Jl. Sultan Hadiwijaya No.08 Demak (0291)685013 dinpertanpangan@demakkab.go.id

ARTIKELKementerian PertanianTanaman Pangan dan Hortikultura

Pertanian Vertikal yang Heboh Itu

Melihat foto dan video tentang Pertanian Vertikal (Vertical Farming), kita seakan dibawa ke dunia lain dalam cerita fiksi. Namun ini bukan fiksi, melainkan nyata. Pertanian yang berlokasi di perkotaan, di gedung tinggi itu nyaris berbentuk gudang atau laboratorium raksasa yang dipenuhi lonjoran logam bertingkat-tingkat, memuat jutaan tanaman (kebanyakan sayuran daun) yang tersusun rapat, berwarna hijau dan subur.

Pertanian yang hampir keseluruhannya didukung oleh teknologi tinggi, dioperasikan oleh robot yang dikontrol komputer itu tidak menggunakan tanah. Cahaya matahari yang dipantulkan lewat cermin atau lampu khusus yang memungkinkan tanaman melakukan proses fotosintesa memenuhi ruangan. Pertanian yang tidak memerlukan tanah dan hemat air itu dikabarkan mampu memberikan hasil 400 kali lipat per satuan luasnya dibandingkan dengan pertanian konvensional.

Model pertanian sekarang yang menggunakan otomasi peralatan mesin-mesin raksasa dan drone untuk mengolah tanah, mengairi dan memanen seakan sudah menjadi kuno. Pertanian Vertikal mampu meningkatkan efisiensi penggunaan sumberdaya alam tanah, air tetapi meningkatkan produktivitas secara spektakuler. Penggunaan energi yang besar kemungkinan sedikit berkurang dengan ditemukannya lampu LED. Produknya pun bersih, tidak ada bercak bekas serangan hama. Jadi, greenhouse yang dianggap model pertanian moderen yang masih jadi idola di negara-negara berkembang seakan sudah kadaluwarsa, menjadi lembaran sejarah pertanian masa lalu.

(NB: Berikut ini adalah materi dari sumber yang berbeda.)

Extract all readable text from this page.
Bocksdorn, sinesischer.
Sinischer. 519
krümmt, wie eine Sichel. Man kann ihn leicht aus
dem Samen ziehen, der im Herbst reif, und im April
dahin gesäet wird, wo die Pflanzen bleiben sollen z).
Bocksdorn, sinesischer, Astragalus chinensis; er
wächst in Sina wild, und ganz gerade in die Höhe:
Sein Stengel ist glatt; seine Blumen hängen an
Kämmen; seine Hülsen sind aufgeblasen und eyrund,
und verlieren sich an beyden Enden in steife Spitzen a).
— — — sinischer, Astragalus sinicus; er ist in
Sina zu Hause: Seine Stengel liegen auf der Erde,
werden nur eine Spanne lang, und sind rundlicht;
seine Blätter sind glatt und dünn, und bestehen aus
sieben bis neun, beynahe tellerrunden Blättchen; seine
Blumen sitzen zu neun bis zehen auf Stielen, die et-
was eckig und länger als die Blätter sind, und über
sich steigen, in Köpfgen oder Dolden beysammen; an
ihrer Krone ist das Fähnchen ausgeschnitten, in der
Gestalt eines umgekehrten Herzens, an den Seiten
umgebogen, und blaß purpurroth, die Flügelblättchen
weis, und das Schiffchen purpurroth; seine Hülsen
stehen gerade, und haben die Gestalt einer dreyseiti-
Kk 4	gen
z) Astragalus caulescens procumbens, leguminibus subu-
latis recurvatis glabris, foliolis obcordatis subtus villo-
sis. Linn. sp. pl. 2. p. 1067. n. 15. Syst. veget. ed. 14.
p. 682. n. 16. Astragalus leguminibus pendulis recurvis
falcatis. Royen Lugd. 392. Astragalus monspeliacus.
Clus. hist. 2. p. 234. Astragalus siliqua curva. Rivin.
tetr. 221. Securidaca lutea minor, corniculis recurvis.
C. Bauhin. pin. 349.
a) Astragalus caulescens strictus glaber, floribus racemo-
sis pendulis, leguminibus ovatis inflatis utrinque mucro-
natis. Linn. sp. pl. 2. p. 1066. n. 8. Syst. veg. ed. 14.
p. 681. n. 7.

Tantangan pada masa depan memang luar biasa. Menurut FAO, saat ini dunia sudah menggunakan sekitar 80 persen dari lahan tersedia yang layak untuk ditanami, dan 15 persen di antaranya dalam keadaan rusak karena manajemen yang buruk. Pada tahun 2050, waktu yang tidak lama, hanya satu generasi lagi, populasi penduduk dunia akan mencapai 9.7 milyar jiwa, sehingga permintaan terhadap bahan pangan meningkat, sementara kondisi sumberdaya alam, tanah, air dan agroekologi terdegradasi lebih cepat karena perubahan iklim sehingga kemampuan alam untuk memproduksi semakin berkurang.  Hanya dalam kurun waktu 40 tahun, dunia telah kehilangan sepertiga lahan pertanian. Dari dari yang dilakuan untuk menanggulanginya, Pertanian Vertikal merupakan alternatif solusi. Betulkah?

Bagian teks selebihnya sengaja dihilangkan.